Había vuelto a sacar del armario su sudadera blanca favorita,
con una mezcla de tristeza encubierta por la decadencia inevitable del verano y
unos tintes de altanería del que estrena ropa nueva. Las noches comenzaban poco
a poco a enfriarse y los últimos días de agosto apremiaban a los amantes a
correr, a darse toda la prisa del mundo por robar ese último beso veraniego que
tan bien sabe, que tan bien sienta, que tan adentro se guarda por los restos de
los días de tu vida. Porque el que besa en verano no lo olvida jamás, por mucho tiempo
que pase. Es algo que todo el mundo conoce.
Arrancó el coche y recorrió carreteras desiertas, alumbradas
por los focos del vehículo y una enorme luna llena que resplandecía en lo más
alto del firmamento. “La última antes de que llegue el otoño” pensó mientras un
pinchazo de congoja recorrió su cuerpo durante un segundo interminable. "De nuevo tristeza y calles vacías se ciernen sobre mí, de nuevo frío y mangas largas, de nuevo bares desiertos y atardeceres tempranos, lluvia y hojas caídas".
A ella la vio apenas un par de minutos después de apagar el motor.

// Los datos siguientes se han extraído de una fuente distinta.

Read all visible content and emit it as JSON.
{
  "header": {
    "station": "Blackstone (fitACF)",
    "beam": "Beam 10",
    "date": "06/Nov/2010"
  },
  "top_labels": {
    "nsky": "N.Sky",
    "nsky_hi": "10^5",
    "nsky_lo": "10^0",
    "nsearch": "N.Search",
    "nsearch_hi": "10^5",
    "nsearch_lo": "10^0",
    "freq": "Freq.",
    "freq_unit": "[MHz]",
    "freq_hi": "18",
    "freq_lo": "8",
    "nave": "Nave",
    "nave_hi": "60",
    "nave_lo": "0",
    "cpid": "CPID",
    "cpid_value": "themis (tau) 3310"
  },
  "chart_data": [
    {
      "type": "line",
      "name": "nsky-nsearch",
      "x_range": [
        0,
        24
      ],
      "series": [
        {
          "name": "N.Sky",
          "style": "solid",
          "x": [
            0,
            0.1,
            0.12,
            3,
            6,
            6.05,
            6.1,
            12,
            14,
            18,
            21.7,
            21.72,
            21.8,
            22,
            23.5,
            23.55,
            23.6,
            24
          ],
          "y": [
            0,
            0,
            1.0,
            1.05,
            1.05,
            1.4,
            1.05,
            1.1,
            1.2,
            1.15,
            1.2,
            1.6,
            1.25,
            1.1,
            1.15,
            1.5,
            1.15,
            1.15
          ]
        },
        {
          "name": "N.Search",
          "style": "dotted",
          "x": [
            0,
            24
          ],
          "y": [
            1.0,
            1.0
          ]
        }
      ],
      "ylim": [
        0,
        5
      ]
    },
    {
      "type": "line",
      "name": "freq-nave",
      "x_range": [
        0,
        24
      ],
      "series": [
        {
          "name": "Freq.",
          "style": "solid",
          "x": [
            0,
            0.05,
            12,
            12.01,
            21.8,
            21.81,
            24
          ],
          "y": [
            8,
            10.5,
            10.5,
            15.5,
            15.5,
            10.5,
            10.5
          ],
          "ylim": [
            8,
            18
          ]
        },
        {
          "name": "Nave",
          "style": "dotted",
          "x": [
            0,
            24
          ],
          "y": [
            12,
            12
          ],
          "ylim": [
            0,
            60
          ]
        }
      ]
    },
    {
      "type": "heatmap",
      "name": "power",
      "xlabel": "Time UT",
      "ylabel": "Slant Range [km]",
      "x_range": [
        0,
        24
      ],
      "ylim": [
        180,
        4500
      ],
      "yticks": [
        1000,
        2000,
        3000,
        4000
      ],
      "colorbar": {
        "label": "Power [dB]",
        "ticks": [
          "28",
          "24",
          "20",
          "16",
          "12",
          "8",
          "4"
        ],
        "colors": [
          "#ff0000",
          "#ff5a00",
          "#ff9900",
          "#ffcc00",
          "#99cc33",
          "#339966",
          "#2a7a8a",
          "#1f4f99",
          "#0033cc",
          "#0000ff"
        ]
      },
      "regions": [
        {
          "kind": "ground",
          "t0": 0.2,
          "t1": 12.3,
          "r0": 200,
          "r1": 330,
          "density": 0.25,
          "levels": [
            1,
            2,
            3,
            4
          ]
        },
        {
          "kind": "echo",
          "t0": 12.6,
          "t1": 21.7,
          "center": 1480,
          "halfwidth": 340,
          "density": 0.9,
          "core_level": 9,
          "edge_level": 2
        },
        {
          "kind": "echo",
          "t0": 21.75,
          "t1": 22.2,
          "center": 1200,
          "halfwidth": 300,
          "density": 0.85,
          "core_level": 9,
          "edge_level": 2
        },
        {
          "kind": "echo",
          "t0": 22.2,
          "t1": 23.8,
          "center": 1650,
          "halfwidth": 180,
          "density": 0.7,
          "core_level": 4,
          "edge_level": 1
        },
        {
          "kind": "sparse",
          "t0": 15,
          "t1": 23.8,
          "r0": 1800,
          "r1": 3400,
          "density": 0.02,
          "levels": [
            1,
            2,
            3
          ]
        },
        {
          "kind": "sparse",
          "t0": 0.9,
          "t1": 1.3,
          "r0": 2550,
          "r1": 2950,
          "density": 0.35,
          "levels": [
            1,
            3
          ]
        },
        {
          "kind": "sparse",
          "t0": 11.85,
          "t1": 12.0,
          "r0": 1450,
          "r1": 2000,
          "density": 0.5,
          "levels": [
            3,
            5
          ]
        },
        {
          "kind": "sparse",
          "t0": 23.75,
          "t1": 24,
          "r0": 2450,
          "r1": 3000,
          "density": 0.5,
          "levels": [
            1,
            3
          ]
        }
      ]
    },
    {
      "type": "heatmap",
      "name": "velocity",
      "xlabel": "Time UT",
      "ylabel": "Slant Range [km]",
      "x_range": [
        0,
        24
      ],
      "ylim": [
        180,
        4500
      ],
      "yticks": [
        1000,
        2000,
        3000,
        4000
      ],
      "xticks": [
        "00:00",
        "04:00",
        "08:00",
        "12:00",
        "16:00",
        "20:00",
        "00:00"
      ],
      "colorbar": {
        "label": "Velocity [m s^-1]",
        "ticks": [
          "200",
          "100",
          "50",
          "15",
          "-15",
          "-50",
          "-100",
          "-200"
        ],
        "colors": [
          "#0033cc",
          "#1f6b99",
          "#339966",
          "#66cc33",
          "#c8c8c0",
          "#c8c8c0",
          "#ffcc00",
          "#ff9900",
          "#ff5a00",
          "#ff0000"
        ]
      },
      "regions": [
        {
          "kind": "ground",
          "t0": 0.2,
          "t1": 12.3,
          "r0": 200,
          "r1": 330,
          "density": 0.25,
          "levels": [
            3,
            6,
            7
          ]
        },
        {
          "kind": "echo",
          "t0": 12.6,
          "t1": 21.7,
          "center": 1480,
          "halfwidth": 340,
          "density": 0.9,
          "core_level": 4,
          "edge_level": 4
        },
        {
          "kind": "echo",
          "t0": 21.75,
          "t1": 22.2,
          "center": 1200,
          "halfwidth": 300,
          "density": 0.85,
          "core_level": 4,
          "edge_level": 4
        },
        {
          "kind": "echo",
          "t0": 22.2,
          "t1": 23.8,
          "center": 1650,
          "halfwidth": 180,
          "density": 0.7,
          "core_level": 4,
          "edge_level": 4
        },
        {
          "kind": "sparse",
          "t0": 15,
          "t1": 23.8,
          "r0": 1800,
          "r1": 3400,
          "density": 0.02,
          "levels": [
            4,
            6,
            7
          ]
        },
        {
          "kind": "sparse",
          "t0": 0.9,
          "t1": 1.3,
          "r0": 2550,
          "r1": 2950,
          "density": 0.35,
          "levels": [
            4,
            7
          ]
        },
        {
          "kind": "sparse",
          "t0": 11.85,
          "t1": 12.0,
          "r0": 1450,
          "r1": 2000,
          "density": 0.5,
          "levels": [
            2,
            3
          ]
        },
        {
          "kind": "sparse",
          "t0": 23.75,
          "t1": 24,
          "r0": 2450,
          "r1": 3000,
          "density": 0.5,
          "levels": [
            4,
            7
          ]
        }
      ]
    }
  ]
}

Había recorrido medio pueblo andando mientras él, cuidadosamente aparcado, la observaba por el retrovisor sin quitarle ojo. Caminaba pausada, deslizándose por el asfalto de la calle principal con el móvil en la mano, intentado recorrer esos últimos metros finales sin parecer preocupada o nerviosa, tímida o retraída. La luna la iluminaba mientras terminaba de transitar los últimos coletazos de la calle principal. Él se juró que sería imposible verla otra vez así de bonita, aunque no tardaría mucho en descubrir que, de nuevo, se equivocaba.
No se han inventado números suficientes para contar los
besos que aquella noche de agosto se repartieron bajo una luna llena que, de
nuevo, volvía a acoger en su seno a dos amantes que no deseaban otra cosa que
eso, comerse a besos toda la noche. No les importó el pasado, el presente o el
futuro, sus gustos distintos, sus vidas paralelas, su forma de haber querido o
el amor que vendría después; ese lugar deshabitado y alumbrado por los rayos
de una compañera lejana pero tremendamente cómplice les bastaba y les sobraba.
Se tenían uno al otro, sus labios no pedían más que un beso más, sus manos
no deseaban más que una nueva caricia, sus pieles no se podían ni se querían
despegar y el mundo, tantas veces cruel, sesgado y manchado de mil y una
penalidad, pareció el lugar más maravilloso de cuantos se conocieron, se
conocen y se conocerán. Y entonces, mientras el sonido de unos besos se perdía en el vasto campo de esa tierra fértil y llena de vida, comprendieron una cosa incuestionable: al final de este largo camino llamado vida sólo cuentan los besos que has dado, no los que pudiste dar y se te escaparon. Y ellos, esa noche maravillosa, se dieron todos los que quisieron, todos los que pudieron y todos los que necesitaron.